Optimizing grid connected photovoltaic systems using elementary LUO converter and GWO-RBFNN based MPPT

• Published in: Electrical engineering Vol. 107; no. 2; pp. 2297 - 2313
• Main Authors: Sreedhar, R., Karunanithi, K., Ramesh, S., Raja, S. P., Pasham, Naresh Kumar
• Format: Journal Article
• Language: English
• Published: Berlin/Heidelberg Springer Berlin Heidelberg 01.02.2025; Springer Nature B.V
• Subjects: Algorithms; Alternative energy sources; Controllers; Design; Economics and Management; Efficiency; Electric potential; Electric power demand; Electric power grids; Electrical Engineering; Electrical Machines and Networks; Energy conversion; Energy conversion efficiency; Energy Policy; Engineering; Maximum power tracking; Neural networks; Original Paper; Photovoltaic cells; Power Electronics; Proportional integral; Pulse duration modulation; Radial basis function; Renewable energy sources; Synchronism; Voltage; Single-phase voltage source inverter and PI controller; Elementary Luo converter; PV system; GWO-RBFNN based MPPT
• ISSN: 0948-7921; 1432-0487
• DOI: 10.1007/s00202-024-02637-9

The deployment of grid connected photovoltaic (PV) systems has become increasingly vital in the pursuit of sustainable and renewable energy sources. As the global demand for electricity rises, the efficient and reliable incorporation of PV power into electrical grid is of paramount importance. An elementary Luo converter is employed here to enhance the resultant voltage of PV array. To further improve the system’s performance, a Grey Wolf optimized radial basis function neural network (GWO-RBFNN) is employed for maximum power point tracking (MPPT).

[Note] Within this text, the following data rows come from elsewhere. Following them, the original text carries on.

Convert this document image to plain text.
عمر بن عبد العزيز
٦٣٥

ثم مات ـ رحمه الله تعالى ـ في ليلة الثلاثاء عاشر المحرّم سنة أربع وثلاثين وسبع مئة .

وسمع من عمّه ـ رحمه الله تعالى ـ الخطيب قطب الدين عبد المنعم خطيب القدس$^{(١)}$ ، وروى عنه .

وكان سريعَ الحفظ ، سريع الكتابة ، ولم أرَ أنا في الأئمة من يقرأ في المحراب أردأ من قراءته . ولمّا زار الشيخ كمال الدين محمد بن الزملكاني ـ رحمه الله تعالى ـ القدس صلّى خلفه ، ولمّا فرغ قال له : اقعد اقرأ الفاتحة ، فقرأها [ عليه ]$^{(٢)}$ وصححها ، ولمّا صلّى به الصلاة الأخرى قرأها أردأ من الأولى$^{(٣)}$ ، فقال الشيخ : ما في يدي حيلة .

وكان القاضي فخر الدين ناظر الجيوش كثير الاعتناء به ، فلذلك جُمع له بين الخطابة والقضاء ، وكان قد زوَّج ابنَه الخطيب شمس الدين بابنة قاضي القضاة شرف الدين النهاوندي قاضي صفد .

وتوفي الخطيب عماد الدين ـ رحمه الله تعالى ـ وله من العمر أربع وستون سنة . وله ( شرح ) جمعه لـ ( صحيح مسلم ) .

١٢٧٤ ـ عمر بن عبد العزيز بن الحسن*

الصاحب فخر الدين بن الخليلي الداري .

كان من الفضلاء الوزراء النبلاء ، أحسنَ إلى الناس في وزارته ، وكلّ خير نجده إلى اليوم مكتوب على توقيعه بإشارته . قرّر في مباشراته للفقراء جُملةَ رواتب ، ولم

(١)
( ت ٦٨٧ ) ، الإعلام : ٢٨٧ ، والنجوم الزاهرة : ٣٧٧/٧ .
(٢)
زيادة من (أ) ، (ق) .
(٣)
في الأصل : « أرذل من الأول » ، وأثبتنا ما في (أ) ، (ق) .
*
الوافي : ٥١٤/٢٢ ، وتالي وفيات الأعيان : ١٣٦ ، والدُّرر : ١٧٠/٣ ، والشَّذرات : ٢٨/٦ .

The GWO algorithm is employed to fine-tune output of RBFNN, making it capable of adaptively extract maximum power. According to the obtained MPP, the input signals to the pulse width modulation generator is tuned using the proposed hybrid MPPT controller. These pulses regulates the operation of elementary Luo converter and guarantees maximum energy conversion efficiency. The converter’s DC link voltage is subsequently subject into grid through a single-phase voltage source inverter which is synchronized with the grid. To facilitate seamless grid integration and synchronization, a conventional proportional integral (PI) controller is deployed. The simulation outputs attained using Matlab results in a robust and efficient system, capable of contributing reliable renewable energy to the grid. The tracking efficiency of the proposed hybrid MPPT controller reaches up to 98.1% and the THD value is reduced to 2.95% which indicates the power quality of the proposed system.